Little Design Firm
If you're any good at what you do, you're going to get your share of fabulist dot com-style promises. Keeping your cool is simple if you've got something you like more than money.
For several years, I worked with a startup, which, more than anything else, is really just a process of convincing yourself that all the pain now is worth the rewards in the future. Or else your startup is privately funded, in which case you basically work for a corporation with a policy where employees can give themselves their own job titles, but I digress, and anyway, this was not the case for me.
From my experience dealing with people in both situations, though, I think it is safe to assume that either way, you are surrounded by people thinking about money. I did this. I inadvertently surrounded myself with people who thought and cared a lot more about money than I did.

And you know what? Slowly but surely, I started to care about money. It crept up on me. I started thinking about it. I started using it as motivation for myself and the people on my team.
I turned into exactly what I didn’t want to be, and it was because I had nothing else. The hours were crap, the pay was bad, the responsibility was enormous. I had no social life to speak of, and barely any sleep. It was everything it wasn’t supposed to be.
So that ended (I won’t tell you how). And after a several-month tailspin coming out of the experience, I am glad to say I’ve finally got something else again: My little design firm, Design Less Better.
Everyone has said this. Jason Fried famously admonished us to, "keep it small. Start small and stay small."
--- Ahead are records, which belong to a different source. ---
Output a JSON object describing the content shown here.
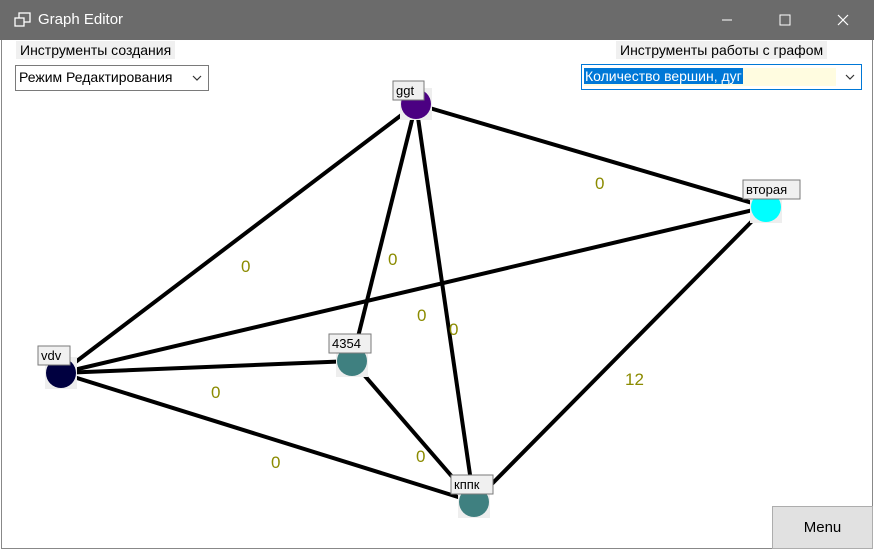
{
  "window": {
    "title": "Graph Editor",
    "minimize_icon": "minimize-icon",
    "maximize_icon": "maximize-icon",
    "close_icon": "close-icon"
  },
  "toolbar": {
    "create_tools_label": "Инструменты создания",
    "create_mode_value": "Режим Редактирования",
    "graph_tools_label": "Инструменты работы с графом",
    "graph_tool_value": "Количество вершин, дуг",
    "accent": "#0078d7"
  },
  "graph": {
    "vertices": [
      {
        "id": "ggt",
        "label": "ggt",
        "color": "#4b0082"
      },
      {
        "id": "vtoraya",
        "label": "вторая",
        "color": "#00ffff"
      },
      {
        "id": "vdv",
        "label": "vdv",
        "color": "#000040"
      },
      {
        "id": "n4354",
        "label": "4354",
        "color": "#3f8080"
      },
      {
        "id": "kppk",
        "label": "кппк",
        "color": "#3f8080"
      }
    ],
    "edges": [
      {
        "from": "vdv",
        "to": "ggt",
        "weight": "0"
      },
      {
        "from": "ggt",
        "to": "vtoraya",
        "weight": "0"
      },
      {
        "from": "ggt",
        "to": "n4354",
        "weight": "0"
      },
      {
        "from": "ggt",
        "to": "kppk",
        "weight": "0"
      },
      {
        "from": "vdv",
        "to": "vtoraya",
        "weight": "0"
      },
      {
        "from": "vdv",
        "to": "n4354",
        "weight": "0"
      },
      {
        "from": "vdv",
        "to": "kppk",
        "weight": "0"
      },
      {
        "from": "n4354",
        "to": "kppk",
        "weight": "0"
      },
      {
        "from": "vtoraya",
        "to": "kppk",
        "weight": "12"
      }
    ]
  },
  "footer": {
    "menu_label": "Menu"
  }
}
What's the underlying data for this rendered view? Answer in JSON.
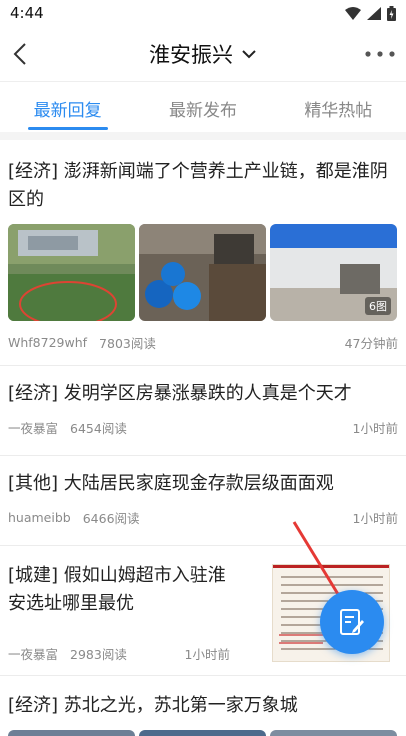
{
  "status": {
    "time": "4:44"
  },
  "nav": {
    "title": "淮安振兴"
  },
  "tabs": [
    {
      "label": "最新回复"
    },
    {
      "label": "最新发布"
    },
    {
      "label": "精华热帖"
    }
  ],
  "posts": [
    {
      "title": "[经济] 澎湃新闻端了个营养土产业链，都是淮阴区的",
      "author": "Whf8729whf",
      "reads": "7803阅读",
      "time": "47分钟前",
      "image_count": "6图"
    },
    {
      "title": "[经济] 发明学区房暴涨暴跌的人真是个天才",
      "author": "一夜暴富",
      "reads": "6454阅读",
      "time": "1小时前"
    },
    {
      "title": "[其他] 大陆居民家庭现金存款层级面面观",
      "author": "huameibb",
      "reads": "6466阅读",
      "time": "1小时前"
    },
    {
      "title": "[城建] 假如山姆超市入驻淮安选址哪里最优",
      "author": "一夜暴富",
      "reads": "2983阅读",
      "time": "1小时前"
    },
    {
      "title": "[经济] 苏北之光，苏北第一家万象城"
    }
  ],
  "colors": {
    "accent": "#2b8bf0",
    "arrow": "#e53935"
  }
}
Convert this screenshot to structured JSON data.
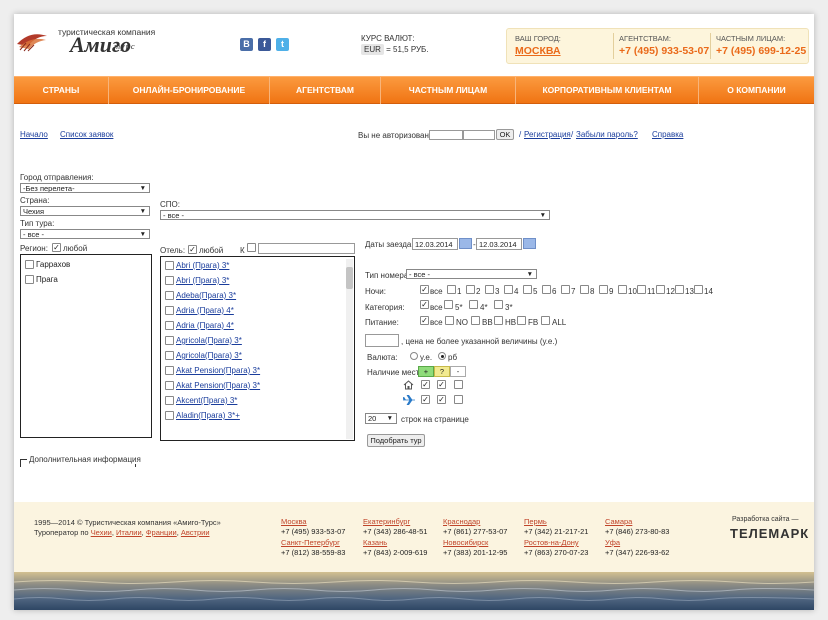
{
  "header": {
    "logo_top": "туристическая компания",
    "logo_main": "Амиго",
    "logo_sub": "турс",
    "social": [
      {
        "icon": "vk-icon",
        "text": "B",
        "color": "#4a6ea8"
      },
      {
        "icon": "facebook-icon",
        "text": "f",
        "color": "#3b5998"
      },
      {
        "icon": "twitter-icon",
        "text": "t",
        "color": "#4fb0e8"
      }
    ],
    "rate_title": "КУРС ВАЛЮТ:",
    "rate_currency": "EUR",
    "rate_value": "= 51,5 РУБ.",
    "city_label": "ВАШ ГОРОД:",
    "city_value": "МОСКВА",
    "agents_label": "АГЕНТСТВАМ:",
    "agents_phone": "+7 (495) 933-53-07",
    "private_label": "ЧАСТНЫМ ЛИЦАМ:",
    "private_phone": "+7 (495) 699-12-25"
  },
  "nav": [
    "СТРАНЫ",
    "ОНЛАЙН-БРОНИРОВАНИЕ",
    "АГЕНТСТВАМ",
    "ЧАСТНЫМ ЛИЦАМ",
    "КОРПОРАТИВНЫМ КЛИЕНТАМ",
    "О КОМПАНИИ"
  ],
  "links": {
    "home": "Начало",
    "orders": "Список заявок"
  },
  "login": {
    "not_auth": "Вы не авторизованы",
    "ok": "OK",
    "sep1": "/",
    "register": "Регистрация",
    "sep2": "/",
    "forgot": "Забыли пароль?",
    "help": "Справка"
  },
  "filters": {
    "departure_label": "Город отправления:",
    "departure_value": "-Без перелета-",
    "country_label": "Страна:",
    "country_value": "Чехия",
    "tour_type_label": "Тип тура:",
    "tour_type_value": "- все -",
    "region_label": "Регион:",
    "any": "любой",
    "regions": [
      "Гаррахов",
      "Прага"
    ],
    "spo_label": "СПО:",
    "spo_value": "- все -",
    "hotel_label": "Отель:",
    "hotel_prefix": "К"
  },
  "hotels": [
    "Abri (Прага) 3*",
    "Abri (Прага) 3*",
    "Adeba(Прага) 3*",
    "Adria (Прага) 4*",
    "Adria (Прага) 4*",
    "Agricola(Прага) 3*",
    "Agricola(Прага) 3*",
    "Akat Pension(Прага) 3*",
    "Akat Pension(Прага) 3*",
    "Akcent(Прага) 3*",
    "Aladin(Прага) 3*+"
  ],
  "search": {
    "dates_label": "Даты заезда:",
    "date_from": "12.03.2014",
    "date_dash": "-",
    "date_to": "12.03.2014",
    "room_type_label": "Тип номера:",
    "room_type_value": "- все -",
    "nights_label": "Ночи:",
    "all": "все",
    "nights": [
      "1",
      "2",
      "3",
      "4",
      "5",
      "6",
      "7",
      "8",
      "9",
      "10",
      "11",
      "12",
      "13",
      "14"
    ],
    "category_label": "Категория:",
    "categories": [
      "5*",
      "4*",
      "3*"
    ],
    "meals_label": "Питание:",
    "meals": [
      "NO",
      "BB",
      "HB",
      "FB",
      "ALL"
    ],
    "price_note": ", цена не более указанной величины (у.е.)",
    "currency_label": "Валюта:",
    "cur_ue": "у.е.",
    "cur_rub": "рб",
    "availability_label": "Наличие мест:",
    "avail_yes": "+",
    "avail_maybe": "?",
    "avail_no": "-",
    "rows_value": "20",
    "rows_label": "строк на странице",
    "submit": "Подобрать тур"
  },
  "extra_info": "Дополнительная информация",
  "footer": {
    "copyright": "1995—2014 © Туристическая компания «Амиго-Турс»",
    "operator_prefix": "Туроператор по",
    "operator_links": [
      "Чехии",
      "Италии",
      "Франции",
      "Австрии"
    ],
    "offices": [
      {
        "city": "Москва",
        "phone": "+7 (495) 933-53-07"
      },
      {
        "city": "Екатеринбург",
        "phone": "+7 (343) 286-48-51"
      },
      {
        "city": "Краснодар",
        "phone": "+7 (861) 277-53-07"
      },
      {
        "city": "Пермь",
        "phone": "+7 (342) 21-217-21"
      },
      {
        "city": "Самара",
        "phone": "+7 (846) 273-80-83"
      },
      {
        "city": "Санкт-Петербург",
        "phone": "+7 (812) 38-559-83"
      },
      {
        "city": "Казань",
        "phone": "+7 (843) 2-009-619"
      },
      {
        "city": "Новосибирск",
        "phone": "+7 (383) 201-12-95"
      },
      {
        "city": "Ростов-на-Дону",
        "phone": "+7 (863) 270-07-23"
      },
      {
        "city": "Уфа",
        "phone": "+7 (347) 226-93-62"
      }
    ],
    "dev_label": "Разработка сайта —",
    "dev_name": "ТЕЛЕМАРК"
  }
}
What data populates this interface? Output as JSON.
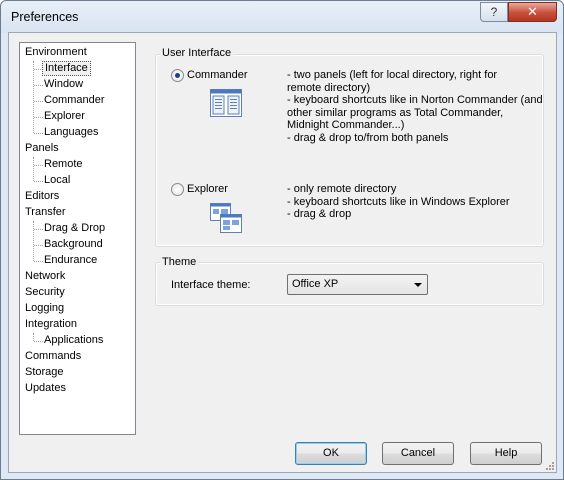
{
  "window": {
    "title": "Preferences",
    "help_glyph": "?",
    "close_glyph": "✕"
  },
  "tree": {
    "items": [
      {
        "label": "Environment",
        "level": 0
      },
      {
        "label": "Interface",
        "level": 1,
        "selected": true
      },
      {
        "label": "Window",
        "level": 1
      },
      {
        "label": "Commander",
        "level": 1
      },
      {
        "label": "Explorer",
        "level": 1
      },
      {
        "label": "Languages",
        "level": 1
      },
      {
        "label": "Panels",
        "level": 0
      },
      {
        "label": "Remote",
        "level": 1
      },
      {
        "label": "Local",
        "level": 1
      },
      {
        "label": "Editors",
        "level": 0
      },
      {
        "label": "Transfer",
        "level": 0
      },
      {
        "label": "Drag & Drop",
        "level": 1
      },
      {
        "label": "Background",
        "level": 1
      },
      {
        "label": "Endurance",
        "level": 1
      },
      {
        "label": "Network",
        "level": 0
      },
      {
        "label": "Security",
        "level": 0
      },
      {
        "label": "Logging",
        "level": 0
      },
      {
        "label": "Integration",
        "level": 0
      },
      {
        "label": "Applications",
        "level": 1
      },
      {
        "label": "Commands",
        "level": 0
      },
      {
        "label": "Storage",
        "level": 0
      },
      {
        "label": "Updates",
        "level": 0
      }
    ]
  },
  "user_interface": {
    "group_label": "User Interface",
    "commander": {
      "label": "Commander",
      "checked": true,
      "icon": "commander-layout-icon",
      "description": [
        "- two panels (left for local directory, right for",
        "remote directory)",
        "- keyboard shortcuts like in Norton Commander (and",
        "other similar programs as Total Commander,",
        "Midnight Commander...)",
        "- drag & drop to/from both panels"
      ]
    },
    "explorer": {
      "label": "Explorer",
      "checked": false,
      "icon": "explorer-layout-icon",
      "description": [
        "- only remote directory",
        "- keyboard shortcuts like in Windows Explorer",
        "- drag & drop"
      ]
    }
  },
  "theme": {
    "group_label": "Theme",
    "field_label": "Interface theme:",
    "value": "Office XP"
  },
  "buttons": {
    "ok": "OK",
    "cancel": "Cancel",
    "help": "Help"
  },
  "colors": {
    "selection_accent": "#3c7fb1",
    "title_gradient": "#d9e4f2",
    "close_red": "#c7503a"
  }
}
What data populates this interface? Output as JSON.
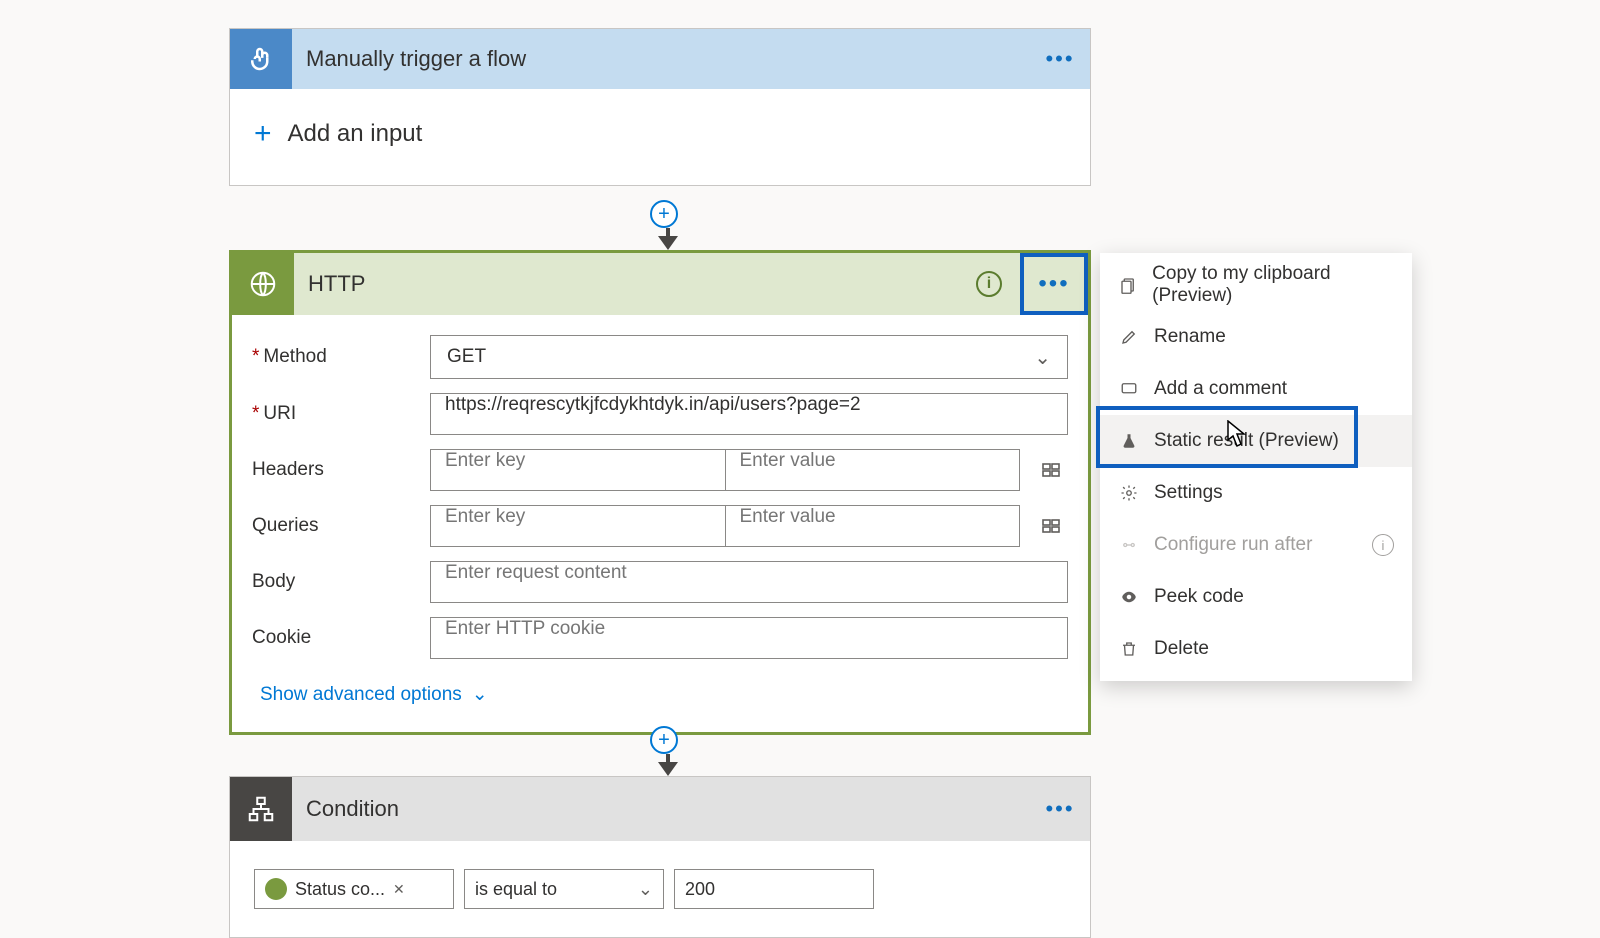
{
  "trigger": {
    "title": "Manually trigger a flow",
    "add_input_label": "Add an input"
  },
  "http": {
    "title": "HTTP",
    "labels": {
      "method": "Method",
      "uri": "URI",
      "headers": "Headers",
      "queries": "Queries",
      "body": "Body",
      "cookie": "Cookie"
    },
    "method_value": "GET",
    "uri_value": "https://reqrescytkjfcdykhtdyk.in/api/users?page=2",
    "placeholders": {
      "key": "Enter key",
      "value": "Enter value",
      "body": "Enter request content",
      "cookie": "Enter HTTP cookie"
    },
    "advanced_label": "Show advanced options"
  },
  "condition": {
    "title": "Condition",
    "field_token": "Status co...",
    "operator": "is equal to",
    "value": "200"
  },
  "menu": {
    "copy": "Copy to my clipboard (Preview)",
    "rename": "Rename",
    "comment": "Add a comment",
    "static_result": "Static result (Preview)",
    "settings": "Settings",
    "run_after": "Configure run after",
    "peek": "Peek code",
    "delete": "Delete"
  }
}
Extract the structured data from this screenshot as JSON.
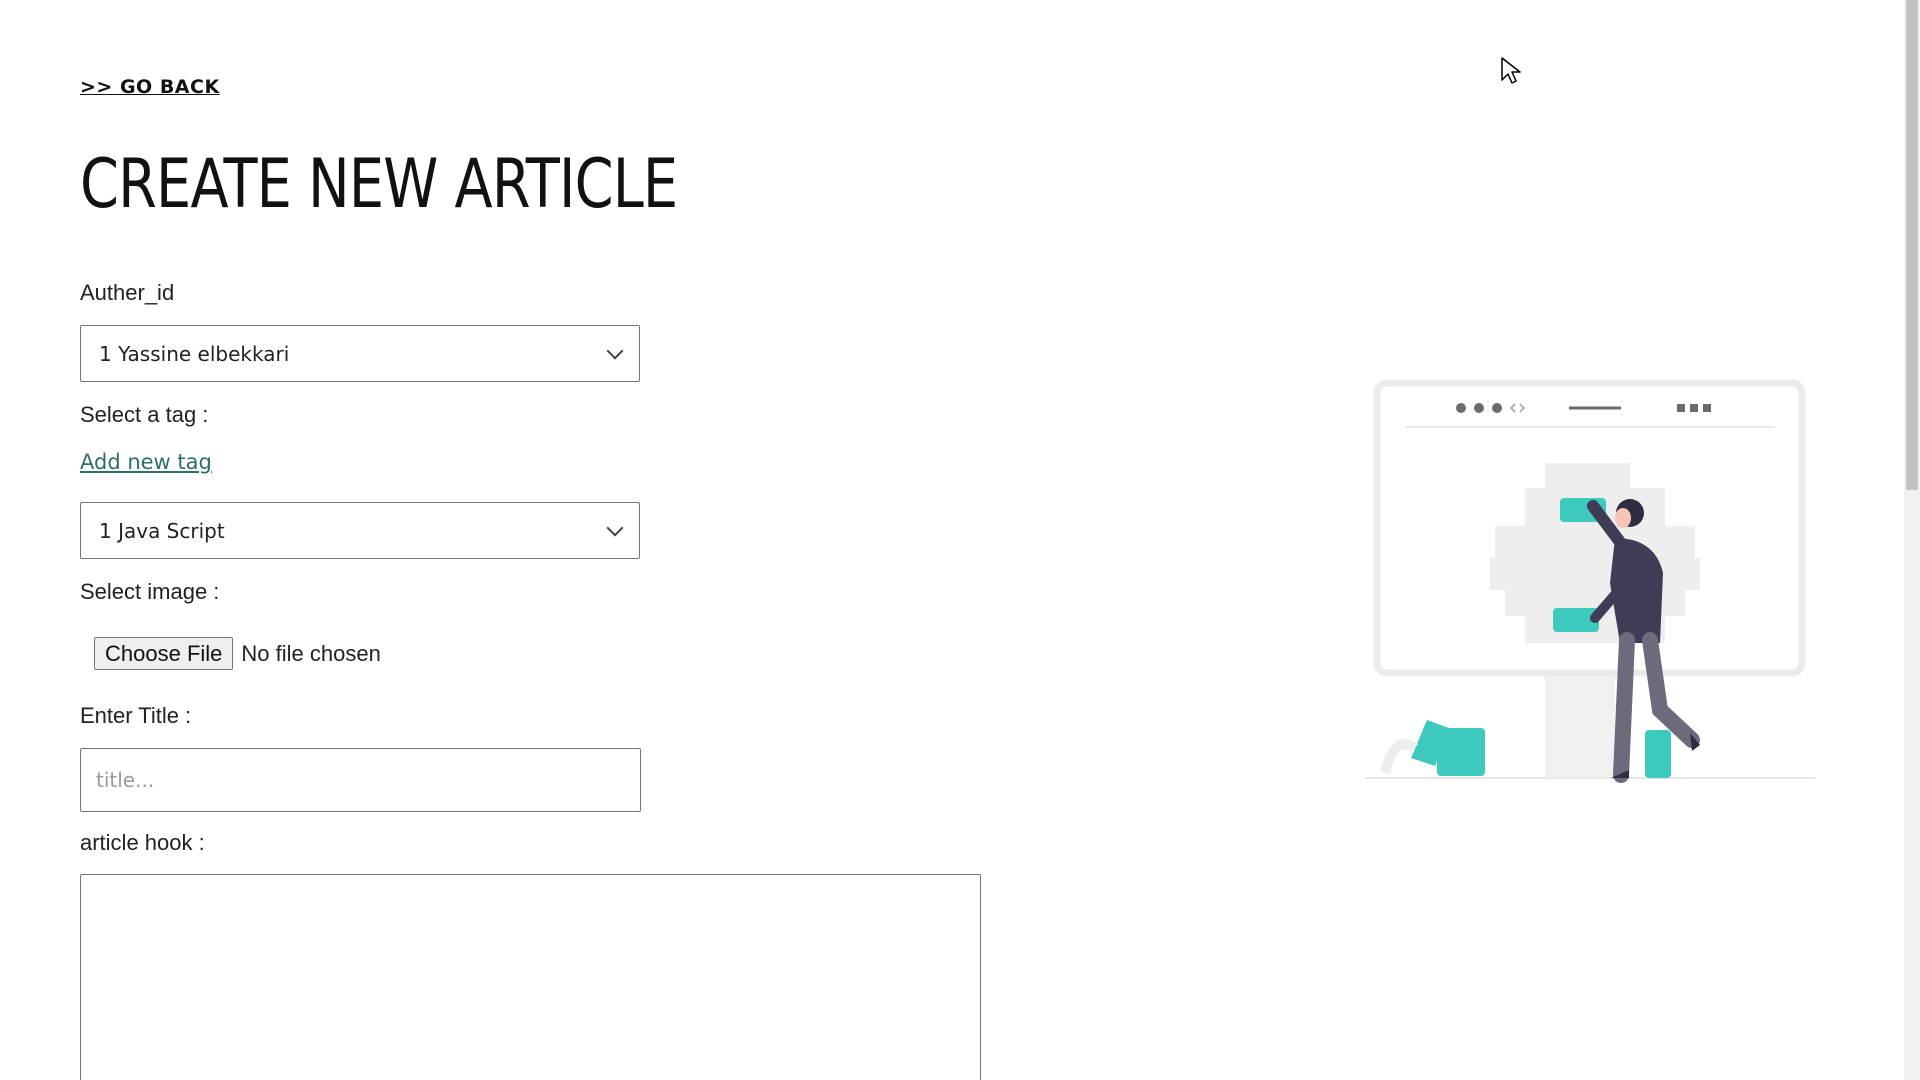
{
  "nav": {
    "go_back": ">> GO BACK"
  },
  "page": {
    "title": "CREATE NEW ARTICLE"
  },
  "form": {
    "author": {
      "label": "Auther_id",
      "selected": "1 Yassine elbekkari"
    },
    "tag": {
      "label": "Select a tag :",
      "add_link": "Add new tag",
      "selected": "1 Java Script"
    },
    "image": {
      "label": "Select image :",
      "button": "Choose File",
      "status": "No file chosen"
    },
    "title": {
      "label": "Enter Title :",
      "placeholder": "title..."
    },
    "hook": {
      "label": "article hook :",
      "value": ""
    }
  },
  "colors": {
    "accent": "#3ec9bd",
    "link": "#2f6f6a",
    "illustration_gray": "#f0f0f0"
  },
  "icons": {
    "select_arrow": "chevron-down-icon",
    "cursor": "mouse-pointer-icon"
  }
}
Maybe even more famously, Joel Spolsky did some work way back at the turn of the century to explain the value of the slow-growth "organic" business model: "With the Ben and Jerry’s model, if you’re even reasonably smart, you’re going to succeed." Not that we listened.
Then, last month, The New Yorker’s James Surowiecki, wrote an article about Toyota, which, after seventy-seven years of GM industry leadership in cars sold per annum, is about to take over the throne. Why? Surowiecki argues:
Instead of trying to throw long touchdown passes, as it were, Toyota moves down the field by means of short and steady gains.
And, even better:
…if Toyota doesn’t look like an innovative company it’s only because our definition of innovation — cool new products and technological breakthroughs, by Steve Jobs-like visionaries — is far too narrow.
And if we web-types can learn something from Toyota’s corporate fairy tale, it’s the same thing we can learn from Fog Creek Software. Here’s a little more from its founder, Joel: "The trouble with the Amazon model is that all anybody thinks about is Amazon. And there’s only one Amazon."
Here’s the trick, as I see it. Despite the fact that I could have quoted any of this to you three years ago, I still fell prey to Amazon-thinking. And I did because it is incredibly easy to do just that. More from Surowiecki:
Toyota’s innovative methods may seem mundane, but their sheer relentlessness defeats many companies. That’s why Toyota can afford to hide in plain sight: it knows the system is easy to understand but hard to follow.
And it’s hard to follow precisely because for the overwhelming majority of the time, we don’t like where we are already more than where we think we can be. In order to be relentless in your dedication to incremental change, slow growth, and happiness over adrenalin, you need to already have something you like more than money.